O divórcio será realizado pela via judicial quando houver nascituro, filhos incapazes (menores ou interditados) e litígio.

O litígio pode ocorrer em relação ao divórcio propriamente dito, quando um dos cônjuges não aceita o término da relação, ou quando discordam sobre a divisão patrimonial. 

Havendo filhos incapazes o divórcio será necessariamente judicial, ainda que haja consenso entre os cônjuges. Nesse caso, no acordo a ser homologado pelo juiz constarão, não apenas as disposições relativas ao término da sociedade conjugal, mas também sobre guarda de filhos menores, regime de convivência e quais serão os valores de contribuição para criar e educar os filhos.

O mesmo ocorre com a dissolução de união estável: havendo nascituro ou filhos incapazes, a via judicial é obrigatória.
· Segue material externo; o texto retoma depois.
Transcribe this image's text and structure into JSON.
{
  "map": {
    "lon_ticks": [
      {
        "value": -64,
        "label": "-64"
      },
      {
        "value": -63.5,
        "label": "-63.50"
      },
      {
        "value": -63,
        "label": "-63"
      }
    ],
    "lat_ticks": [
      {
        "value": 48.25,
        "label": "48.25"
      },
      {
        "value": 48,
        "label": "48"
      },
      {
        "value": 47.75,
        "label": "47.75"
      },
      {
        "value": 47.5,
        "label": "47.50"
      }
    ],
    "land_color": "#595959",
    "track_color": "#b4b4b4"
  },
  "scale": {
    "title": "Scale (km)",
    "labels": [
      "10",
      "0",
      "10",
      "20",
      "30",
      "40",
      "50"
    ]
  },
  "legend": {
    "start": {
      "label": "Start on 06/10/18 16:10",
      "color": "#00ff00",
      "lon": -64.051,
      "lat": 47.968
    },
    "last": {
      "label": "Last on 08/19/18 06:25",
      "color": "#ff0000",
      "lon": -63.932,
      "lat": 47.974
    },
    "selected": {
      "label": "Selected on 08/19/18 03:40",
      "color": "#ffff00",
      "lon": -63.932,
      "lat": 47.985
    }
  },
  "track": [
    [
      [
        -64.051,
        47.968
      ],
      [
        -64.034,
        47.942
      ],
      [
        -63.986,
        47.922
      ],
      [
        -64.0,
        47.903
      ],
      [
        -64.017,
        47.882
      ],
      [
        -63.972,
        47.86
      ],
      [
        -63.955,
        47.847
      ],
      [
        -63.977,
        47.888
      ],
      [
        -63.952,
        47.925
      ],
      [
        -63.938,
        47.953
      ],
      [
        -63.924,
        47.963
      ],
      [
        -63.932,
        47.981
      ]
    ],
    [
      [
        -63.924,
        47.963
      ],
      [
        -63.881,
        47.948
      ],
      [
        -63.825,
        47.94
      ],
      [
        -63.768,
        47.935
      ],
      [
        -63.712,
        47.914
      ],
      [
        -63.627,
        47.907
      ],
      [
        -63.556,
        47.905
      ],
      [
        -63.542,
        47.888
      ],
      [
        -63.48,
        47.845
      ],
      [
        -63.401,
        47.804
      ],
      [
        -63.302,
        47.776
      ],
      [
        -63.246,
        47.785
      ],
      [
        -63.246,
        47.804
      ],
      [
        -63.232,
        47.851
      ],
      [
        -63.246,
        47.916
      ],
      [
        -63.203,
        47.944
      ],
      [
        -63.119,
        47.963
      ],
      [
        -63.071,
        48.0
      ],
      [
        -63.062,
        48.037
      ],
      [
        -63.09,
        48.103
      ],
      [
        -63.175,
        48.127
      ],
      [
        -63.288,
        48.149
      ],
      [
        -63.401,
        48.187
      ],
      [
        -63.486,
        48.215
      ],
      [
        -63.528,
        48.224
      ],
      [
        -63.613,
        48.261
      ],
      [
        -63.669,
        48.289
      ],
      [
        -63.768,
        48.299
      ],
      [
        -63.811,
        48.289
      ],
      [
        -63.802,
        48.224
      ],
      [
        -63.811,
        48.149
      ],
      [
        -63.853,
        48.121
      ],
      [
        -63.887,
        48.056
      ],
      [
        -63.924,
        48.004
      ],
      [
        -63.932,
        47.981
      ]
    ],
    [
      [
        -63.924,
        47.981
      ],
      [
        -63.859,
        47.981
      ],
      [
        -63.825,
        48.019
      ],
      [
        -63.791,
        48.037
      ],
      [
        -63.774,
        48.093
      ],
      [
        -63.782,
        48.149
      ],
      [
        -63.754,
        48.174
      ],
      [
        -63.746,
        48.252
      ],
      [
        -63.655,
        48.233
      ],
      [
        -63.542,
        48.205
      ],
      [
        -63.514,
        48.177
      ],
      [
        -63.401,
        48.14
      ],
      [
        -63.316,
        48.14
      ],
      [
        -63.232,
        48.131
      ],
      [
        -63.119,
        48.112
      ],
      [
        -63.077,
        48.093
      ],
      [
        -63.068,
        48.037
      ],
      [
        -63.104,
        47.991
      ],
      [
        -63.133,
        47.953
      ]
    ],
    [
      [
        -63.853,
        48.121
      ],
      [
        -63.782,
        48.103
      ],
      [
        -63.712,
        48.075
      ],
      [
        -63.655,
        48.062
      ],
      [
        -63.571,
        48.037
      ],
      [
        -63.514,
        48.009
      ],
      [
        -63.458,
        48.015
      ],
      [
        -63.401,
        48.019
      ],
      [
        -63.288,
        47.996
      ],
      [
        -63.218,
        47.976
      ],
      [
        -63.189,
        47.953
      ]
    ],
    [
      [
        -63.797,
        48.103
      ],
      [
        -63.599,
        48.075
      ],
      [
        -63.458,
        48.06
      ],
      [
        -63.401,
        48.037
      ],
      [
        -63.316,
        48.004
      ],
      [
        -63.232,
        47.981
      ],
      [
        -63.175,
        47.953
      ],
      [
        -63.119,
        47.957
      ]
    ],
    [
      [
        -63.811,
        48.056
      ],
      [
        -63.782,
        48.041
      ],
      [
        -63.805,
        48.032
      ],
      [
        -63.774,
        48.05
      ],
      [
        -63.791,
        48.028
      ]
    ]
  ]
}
A ação de divórcio ou dissolução de união estável deverá ser proposta no domicílio do guardião do filho incapaz ou, não havendo, no último domicílio conjugal ou, caso nenhum dos cônjuges resida no antigo domicílio do casal, no domicílio do réu ou da ré.

Divórcio Extrajudicial

O consenso é requisito para a realização do divórcio em cartório, assim como a ausência de nascituro e filhos incapazes.

Na escritura pública constará o acordo relacionado à partilha de bens, utilização de nome de casado(a) e pensão entre cônjuges, se houver.

Independentemente da modalidade do divórcio, a assistência de um advogado é sempre obrigatória!